Bandarlampung (ANTARA Newsa) - Kemacetan dan penumpukan kendaraan di Pelabuhan Merak Provinsi Banten dan Pelabuhan Bakauheni Provinsi Lampung tidak hanya kerap terjadi saat arus mudik atau arus balik pemudik lebaran berlangsung, namun juga pada hari biasa ketika terjadi gangguan di kedua pelabuhan itu atau cuaca buruk di perairan Selat Sunda.

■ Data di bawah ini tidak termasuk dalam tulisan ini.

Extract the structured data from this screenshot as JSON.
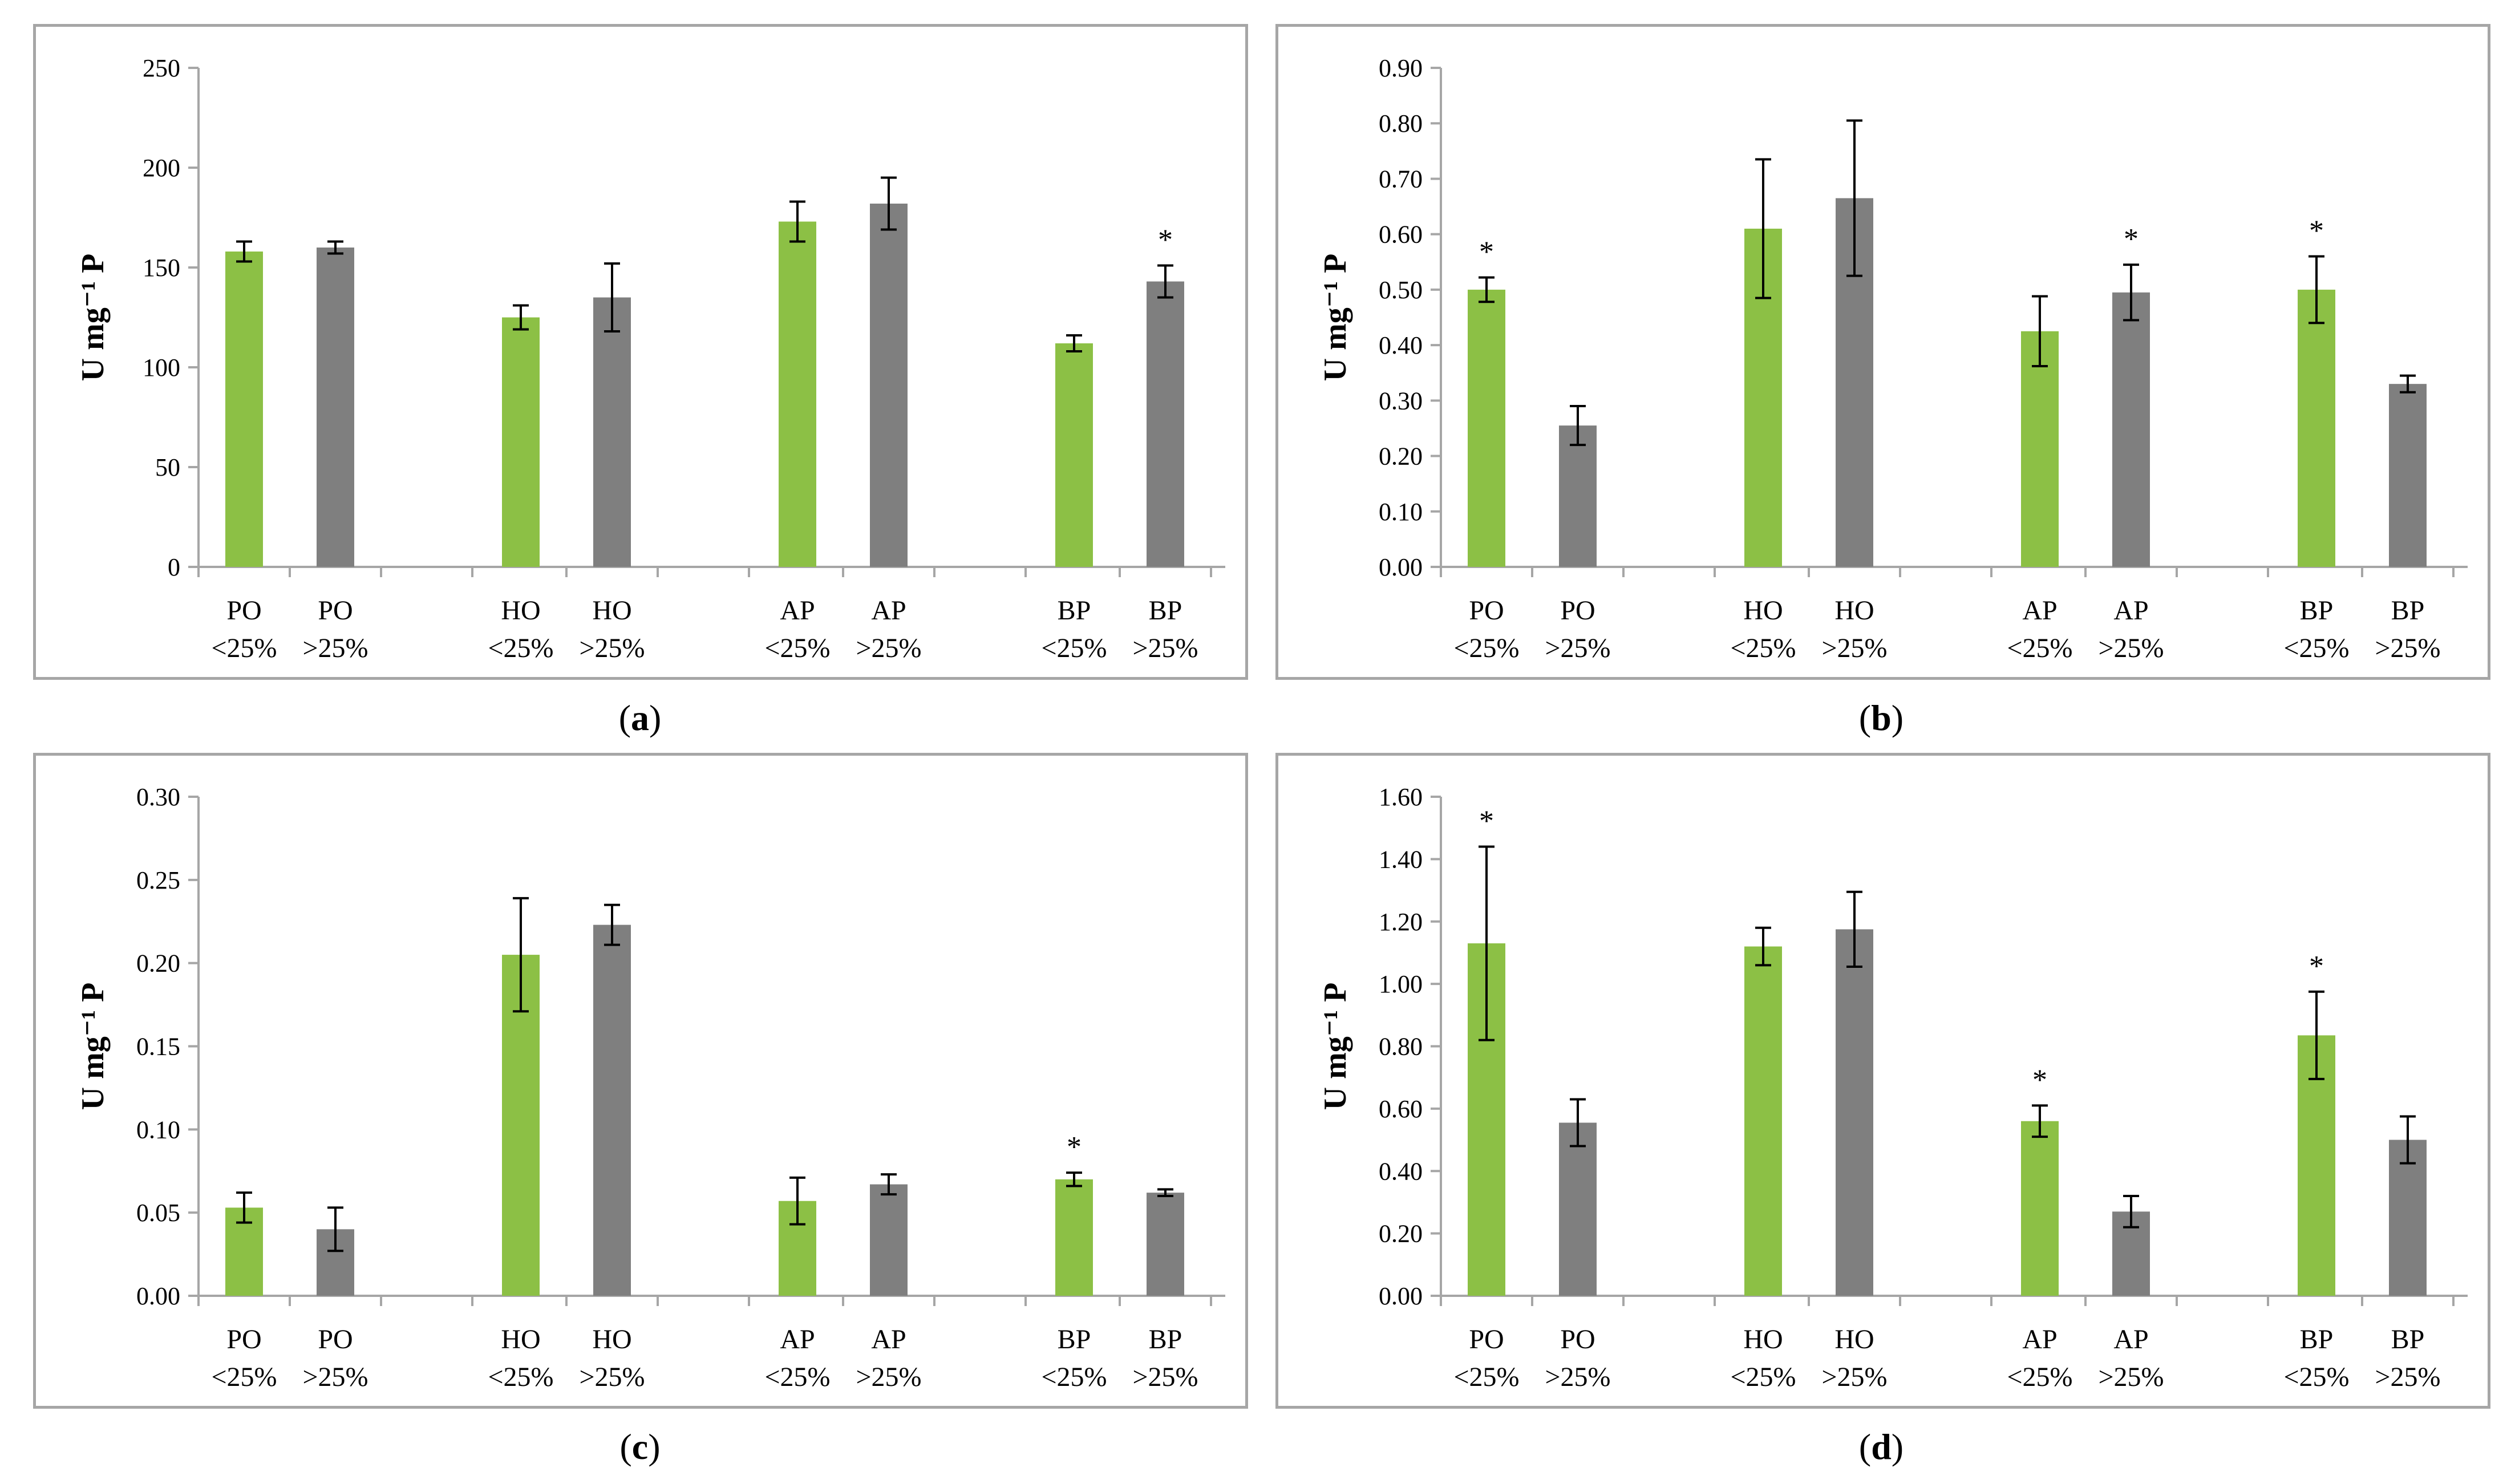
{
  "colors": {
    "green": "#8cc045",
    "gray": "#7f7f7f",
    "axis": "#a6a6a6",
    "text": "#000000"
  },
  "captions": [
    "a",
    "b",
    "c",
    "d"
  ],
  "chart_data": [
    {
      "type": "bar",
      "panel": "a",
      "ylabel": "U mg⁻¹ P",
      "ylim": [
        0,
        250
      ],
      "yticks": [
        "0",
        "50",
        "100",
        "150",
        "200",
        "250"
      ],
      "ytick_values": [
        0,
        50,
        100,
        150,
        200,
        250
      ],
      "categories": [
        [
          "PO",
          "<25%"
        ],
        [
          "PO",
          ">25%"
        ],
        [
          "HO",
          "<25%"
        ],
        [
          "HO",
          ">25%"
        ],
        [
          "AP",
          "<25%"
        ],
        [
          "AP",
          ">25%"
        ],
        [
          "BP",
          "<25%"
        ],
        [
          "BP",
          ">25%"
        ]
      ],
      "values": [
        158,
        160,
        125,
        135,
        173,
        182,
        112,
        143
      ],
      "errors": [
        5,
        3,
        6,
        17,
        10,
        13,
        4,
        8
      ],
      "significant": [
        false,
        false,
        false,
        false,
        false,
        false,
        false,
        true
      ],
      "star_label": "*"
    },
    {
      "type": "bar",
      "panel": "b",
      "ylabel": "U mg⁻¹ P",
      "ylim": [
        0,
        0.9
      ],
      "yticks": [
        "0.00",
        "0.10",
        "0.20",
        "0.30",
        "0.40",
        "0.50",
        "0.60",
        "0.70",
        "0.80",
        "0.90"
      ],
      "ytick_values": [
        0,
        0.1,
        0.2,
        0.3,
        0.4,
        0.5,
        0.6,
        0.7,
        0.8,
        0.9
      ],
      "categories": [
        [
          "PO",
          "<25%"
        ],
        [
          "PO",
          ">25%"
        ],
        [
          "HO",
          "<25%"
        ],
        [
          "HO",
          ">25%"
        ],
        [
          "AP",
          "<25%"
        ],
        [
          "AP",
          ">25%"
        ],
        [
          "BP",
          "<25%"
        ],
        [
          "BP",
          ">25%"
        ]
      ],
      "values": [
        0.5,
        0.255,
        0.61,
        0.665,
        0.425,
        0.495,
        0.5,
        0.33
      ],
      "errors": [
        0.022,
        0.035,
        0.125,
        0.14,
        0.063,
        0.05,
        0.06,
        0.015
      ],
      "significant": [
        true,
        false,
        false,
        false,
        false,
        true,
        true,
        false
      ],
      "star_label": "*"
    },
    {
      "type": "bar",
      "panel": "c",
      "ylabel": "U mg⁻¹ P",
      "ylim": [
        0,
        0.3
      ],
      "yticks": [
        "0.00",
        "0.05",
        "0.10",
        "0.15",
        "0.20",
        "0.25",
        "0.30"
      ],
      "ytick_values": [
        0,
        0.05,
        0.1,
        0.15,
        0.2,
        0.25,
        0.3
      ],
      "categories": [
        [
          "PO",
          "<25%"
        ],
        [
          "PO",
          ">25%"
        ],
        [
          "HO",
          "<25%"
        ],
        [
          "HO",
          ">25%"
        ],
        [
          "AP",
          "<25%"
        ],
        [
          "AP",
          ">25%"
        ],
        [
          "BP",
          "<25%"
        ],
        [
          "BP",
          ">25%"
        ]
      ],
      "values": [
        0.053,
        0.04,
        0.205,
        0.223,
        0.057,
        0.067,
        0.07,
        0.062
      ],
      "errors": [
        0.009,
        0.013,
        0.034,
        0.012,
        0.014,
        0.006,
        0.004,
        0.002
      ],
      "significant": [
        false,
        false,
        false,
        false,
        false,
        false,
        true,
        false
      ],
      "star_label": "*"
    },
    {
      "type": "bar",
      "panel": "d",
      "ylabel": "U mg⁻¹ P",
      "ylim": [
        0,
        1.6
      ],
      "yticks": [
        "0.00",
        "0.20",
        "0.40",
        "0.60",
        "0.80",
        "1.00",
        "1.20",
        "1.40",
        "1.60"
      ],
      "ytick_values": [
        0,
        0.2,
        0.4,
        0.6,
        0.8,
        1.0,
        1.2,
        1.4,
        1.6
      ],
      "categories": [
        [
          "PO",
          "<25%"
        ],
        [
          "PO",
          ">25%"
        ],
        [
          "HO",
          "<25%"
        ],
        [
          "HO",
          ">25%"
        ],
        [
          "AP",
          "<25%"
        ],
        [
          "AP",
          ">25%"
        ],
        [
          "BP",
          "<25%"
        ],
        [
          "BP",
          ">25%"
        ]
      ],
      "values": [
        1.13,
        0.555,
        1.12,
        1.175,
        0.56,
        0.27,
        0.835,
        0.5
      ],
      "errors": [
        0.31,
        0.075,
        0.06,
        0.12,
        0.05,
        0.05,
        0.14,
        0.075
      ],
      "significant": [
        true,
        false,
        false,
        false,
        true,
        false,
        true,
        false
      ],
      "star_label": "*"
    }
  ]
}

Lama penyeberangan Merak-Bakauheni kini rata-rata mencapai tiga jam, dan nyaris tidak pernah lagi di bawah dua jam. Waktu penyeberangan itu banyak habis tersita saat kapal hendak bersandar di dermaga, karena harus "ngetem" cukup lama di perairan pelabuhan untuk mendapatkan giliran merapat ke dermaga.

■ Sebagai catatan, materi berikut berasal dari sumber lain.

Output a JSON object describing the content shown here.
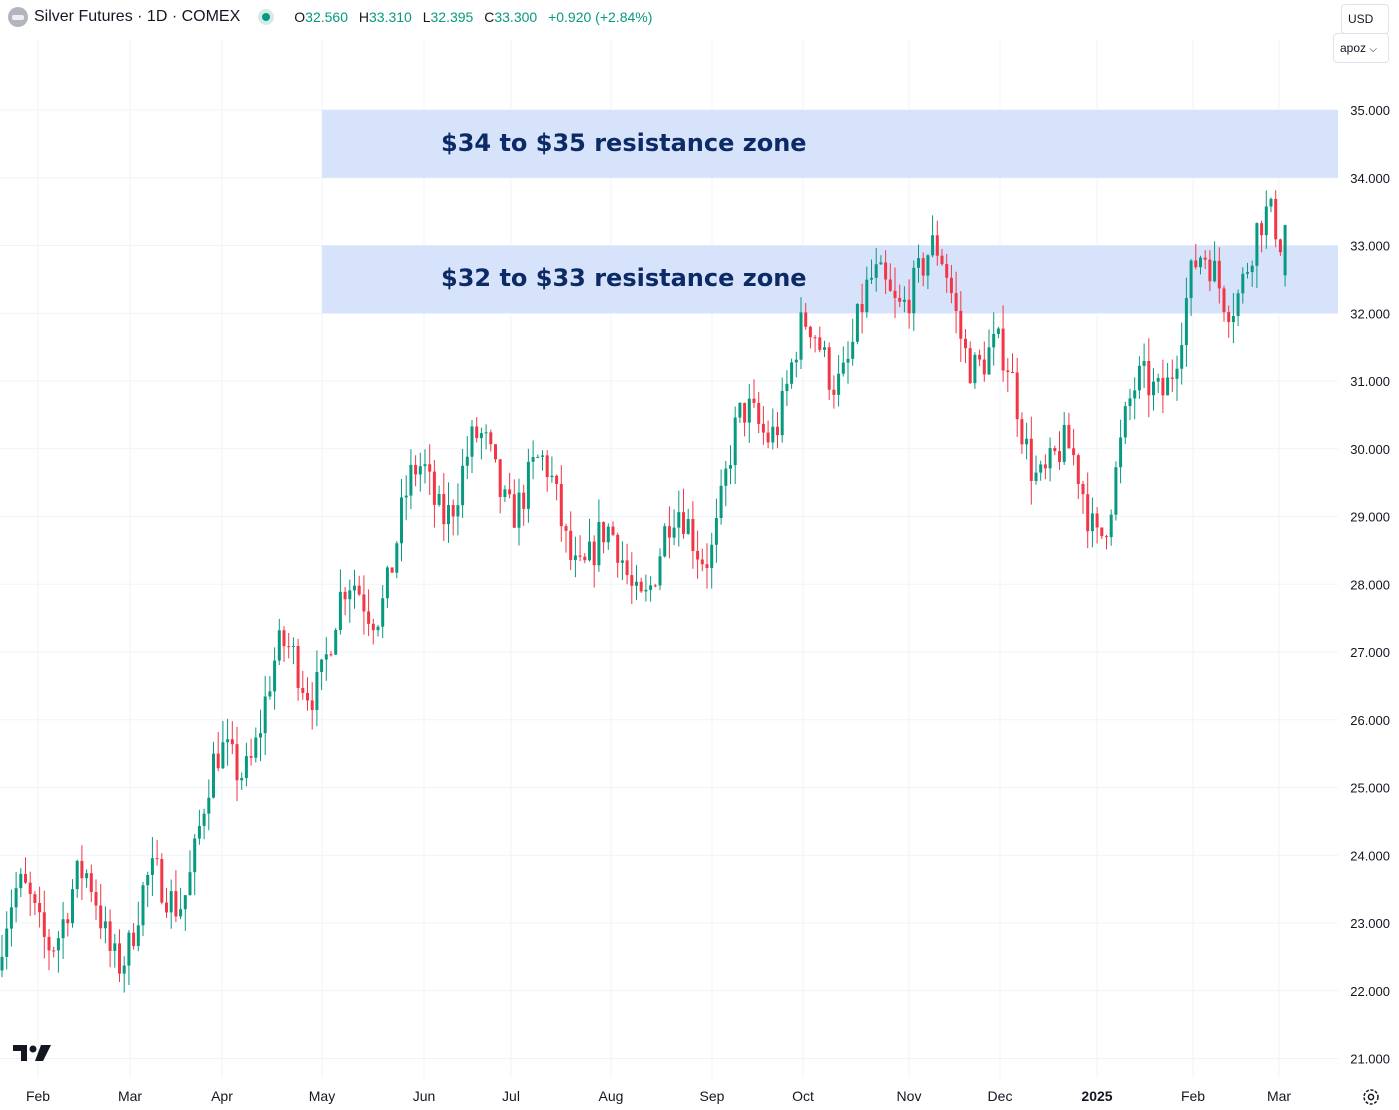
{
  "header": {
    "title": "Silver Futures · 1D · COMEX",
    "ohlc": [
      {
        "key": "O",
        "value": "32.560"
      },
      {
        "key": "H",
        "value": "33.310"
      },
      {
        "key": "L",
        "value": "32.395"
      },
      {
        "key": "C",
        "value": "33.300"
      }
    ],
    "change": "+0.920 (+2.84%)"
  },
  "controls": {
    "currency": "USD",
    "unit": "apoz"
  },
  "icons": [
    "symbol-icon",
    "live-status-icon",
    "chevron-down-icon",
    "tradingview-logo",
    "settings-icon"
  ],
  "colors": {
    "up": "#089981",
    "down": "#f23645",
    "zone": "#d6e3fb",
    "zone_text": "#0c2a66"
  },
  "chart_data": {
    "type": "candlestick",
    "title": "Silver Futures · 1D · COMEX",
    "x_labels": [
      "Feb",
      "Mar",
      "Apr",
      "May",
      "Jun",
      "Jul",
      "Aug",
      "Sep",
      "Oct",
      "Nov",
      "Dec",
      "2025",
      "Feb",
      "Mar"
    ],
    "y_ticks": [
      "21.000",
      "22.000",
      "23.000",
      "24.000",
      "25.000",
      "26.000",
      "27.000",
      "28.000",
      "29.000",
      "30.000",
      "31.000",
      "32.000",
      "33.000",
      "34.000",
      "35.000"
    ],
    "ylim": [
      20.6,
      36.0
    ],
    "currency": "USD",
    "grid": true,
    "zones": [
      {
        "label": "$34 to $35 resistance zone",
        "low": 34,
        "high": 35
      },
      {
        "label": "$32 to $33 resistance zone",
        "low": 32,
        "high": 33
      }
    ],
    "anchors": [
      {
        "month": "2024-02",
        "close": 22.8
      },
      {
        "month": "2024-03",
        "close": 23.0
      },
      {
        "month": "2024-04",
        "close": 25.2
      },
      {
        "month": "2024-05",
        "close": 26.8
      },
      {
        "month": "2024-06",
        "close": 29.8
      },
      {
        "month": "2024-07",
        "close": 29.2
      },
      {
        "month": "2024-08",
        "close": 28.6
      },
      {
        "month": "2024-09",
        "close": 28.7
      },
      {
        "month": "2024-10",
        "close": 31.4
      },
      {
        "month": "2024-11",
        "close": 32.8
      },
      {
        "month": "2024-12",
        "close": 30.7
      },
      {
        "month": "2025-01",
        "close": 29.5
      },
      {
        "month": "2025-02",
        "close": 31.8
      },
      {
        "month": "2025-03",
        "close": 33.3
      }
    ],
    "last": {
      "open": 32.56,
      "high": 33.31,
      "low": 32.395,
      "close": 33.3
    }
  }
}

Kapal terpaksa "ngetem" lama disebabkan sejumlah hal, seperti terjadi gangguan cuaca sehingga kapal sulit bersandar, atau dermaga rusak atau tidak seluruh dermaga dioperasikan. Kondisi seperti itu tentu mengakibatkan terjadinya penumpukan kendaraan, terlebih saat volume pengiriman barang dari Sumatera ke Jawa atau sebaliknya sedang meningkat.

Kondisi seperti itu selalu berulang terjadi dari tahun ke tahun, sementara volume pengiriman barang dari Sumatera ke Jawa atau sebaliknya selalu meningkat setiap tahunnya. Lalu lintas manusia melalui kedua pelabuhan penyeberangan itu juga meningkat dari tahun ke tahun.

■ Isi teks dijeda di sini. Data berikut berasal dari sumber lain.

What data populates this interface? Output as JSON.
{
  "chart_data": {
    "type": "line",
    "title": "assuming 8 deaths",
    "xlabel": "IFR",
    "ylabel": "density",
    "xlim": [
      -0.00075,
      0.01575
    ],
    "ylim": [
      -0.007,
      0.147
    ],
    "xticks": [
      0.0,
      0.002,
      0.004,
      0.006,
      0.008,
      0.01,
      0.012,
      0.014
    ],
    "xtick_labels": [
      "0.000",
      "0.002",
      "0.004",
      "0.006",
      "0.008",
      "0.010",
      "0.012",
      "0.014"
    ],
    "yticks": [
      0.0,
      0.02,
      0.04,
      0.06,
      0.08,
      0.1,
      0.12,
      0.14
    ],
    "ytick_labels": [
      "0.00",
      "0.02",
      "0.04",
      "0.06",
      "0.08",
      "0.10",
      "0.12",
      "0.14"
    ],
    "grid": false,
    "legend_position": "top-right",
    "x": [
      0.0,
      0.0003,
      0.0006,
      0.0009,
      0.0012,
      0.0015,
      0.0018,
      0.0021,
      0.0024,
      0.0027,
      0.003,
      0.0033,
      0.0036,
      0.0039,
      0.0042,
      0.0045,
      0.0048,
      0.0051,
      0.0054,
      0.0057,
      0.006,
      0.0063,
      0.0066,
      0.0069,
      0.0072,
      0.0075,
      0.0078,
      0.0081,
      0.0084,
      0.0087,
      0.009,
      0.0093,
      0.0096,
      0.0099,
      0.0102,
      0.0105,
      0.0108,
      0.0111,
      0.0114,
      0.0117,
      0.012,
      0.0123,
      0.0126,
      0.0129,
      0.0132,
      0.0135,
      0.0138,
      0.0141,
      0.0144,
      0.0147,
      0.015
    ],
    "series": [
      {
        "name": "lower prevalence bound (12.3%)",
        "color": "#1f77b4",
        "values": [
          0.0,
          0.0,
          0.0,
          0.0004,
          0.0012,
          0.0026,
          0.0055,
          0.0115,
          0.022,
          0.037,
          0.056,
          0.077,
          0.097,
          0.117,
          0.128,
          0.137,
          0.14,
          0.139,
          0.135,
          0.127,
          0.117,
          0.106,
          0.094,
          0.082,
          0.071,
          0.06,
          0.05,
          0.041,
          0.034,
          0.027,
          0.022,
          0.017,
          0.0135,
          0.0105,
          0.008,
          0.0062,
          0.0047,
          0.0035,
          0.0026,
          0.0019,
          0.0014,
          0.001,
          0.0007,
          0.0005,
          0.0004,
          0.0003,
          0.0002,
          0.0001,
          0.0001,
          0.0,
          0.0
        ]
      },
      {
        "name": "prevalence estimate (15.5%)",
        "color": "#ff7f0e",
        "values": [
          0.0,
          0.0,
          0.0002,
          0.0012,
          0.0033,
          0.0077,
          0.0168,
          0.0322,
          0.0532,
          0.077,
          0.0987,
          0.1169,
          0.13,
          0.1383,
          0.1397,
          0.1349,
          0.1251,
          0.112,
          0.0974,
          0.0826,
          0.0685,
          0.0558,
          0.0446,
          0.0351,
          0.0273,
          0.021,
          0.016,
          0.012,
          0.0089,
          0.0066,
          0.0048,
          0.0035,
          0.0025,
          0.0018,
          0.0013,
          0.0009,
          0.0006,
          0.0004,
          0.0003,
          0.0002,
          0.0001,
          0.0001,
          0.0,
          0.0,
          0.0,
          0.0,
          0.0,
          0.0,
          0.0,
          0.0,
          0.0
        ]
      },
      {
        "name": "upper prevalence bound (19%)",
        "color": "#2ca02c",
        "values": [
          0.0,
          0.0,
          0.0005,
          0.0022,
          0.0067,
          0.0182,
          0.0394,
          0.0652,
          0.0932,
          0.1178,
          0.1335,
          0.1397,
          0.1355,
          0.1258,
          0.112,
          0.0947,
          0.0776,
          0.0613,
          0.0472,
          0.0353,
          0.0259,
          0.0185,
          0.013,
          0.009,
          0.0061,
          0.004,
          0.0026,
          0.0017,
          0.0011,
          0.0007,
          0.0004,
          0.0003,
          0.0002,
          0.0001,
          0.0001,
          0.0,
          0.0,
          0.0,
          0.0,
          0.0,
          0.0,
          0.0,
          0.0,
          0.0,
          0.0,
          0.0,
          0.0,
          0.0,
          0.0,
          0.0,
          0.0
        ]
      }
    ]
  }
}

Makin lamanya waktu penyeberangan tentu menimbulkan kerugian yang amat besar, bukan hanya bagi dunia usaha saja, juga bagi penumpang karena waktunya habis tersita di jalur penyeberangan kapal.

Sumatera dan Jawa merupakan pusat perekonomian Indonesia, sementara Pelabuhan Merak dan Bakauheni adalah pintu utama yang menghubungkan kedua pulau tersebut. Hampir seluruh komoditas tujuan Jawa atau Sumatera dikirimkan menggunakan jasa pelabuhan penyeberangan di Merak dan Bakauheni.

Berkaitan itu, rencana pembangunan Jembatan Selat Sunda (JSS) yang sudah diwacanakan di era pemerintahan Presiden Soekarno itu mendapatkan respons positif dari penduduk Sumatera, juga wacana pembangunan "jembatan laut" Sumatera dan Jawa.

"Jembatan laut" ini dimaksudkan adalah perluasan kapasitas pelabuhan penyeberangan Merak dan Bakauheni, serta menambah dan meremajakan kapal-kapal feri yang dioperasikan di rute Merak-Bakauheni.

Sehubungan pembangunan JSS itu belum dilaksanakan dan waktu penyelesaiannya juga memakan waktu lama, masalah klasik yang menimpa penumpang, pengemudi dan pelaku usaha yang menggunakan jasa Pelabuhan Penyeberangan Merak dan Bakauheni perlu dituntaskan dengan langkah nyata dan sifatnya mendesak.

Ada yang mengusulkan masalah kemacetan sebenarnya bisa diatasi lebih cepat jika areal Pelabuhan Merak dan Bakauheni diperluas agar dermaga dan areal parkir bisa diperbanyak; serta jumlah kapal diperbanyak dan diremajakan. Biaya yang dibutuhkan untuk mewujudkan hal itu disebutkan jauh lebih kecil daripada membangun JSS.

Gagasan seperti itu juga disampaikan Menko Bidang Perekonomian Chairul Tanjung saat mengecek kesiapan angkutan lebaran 2014.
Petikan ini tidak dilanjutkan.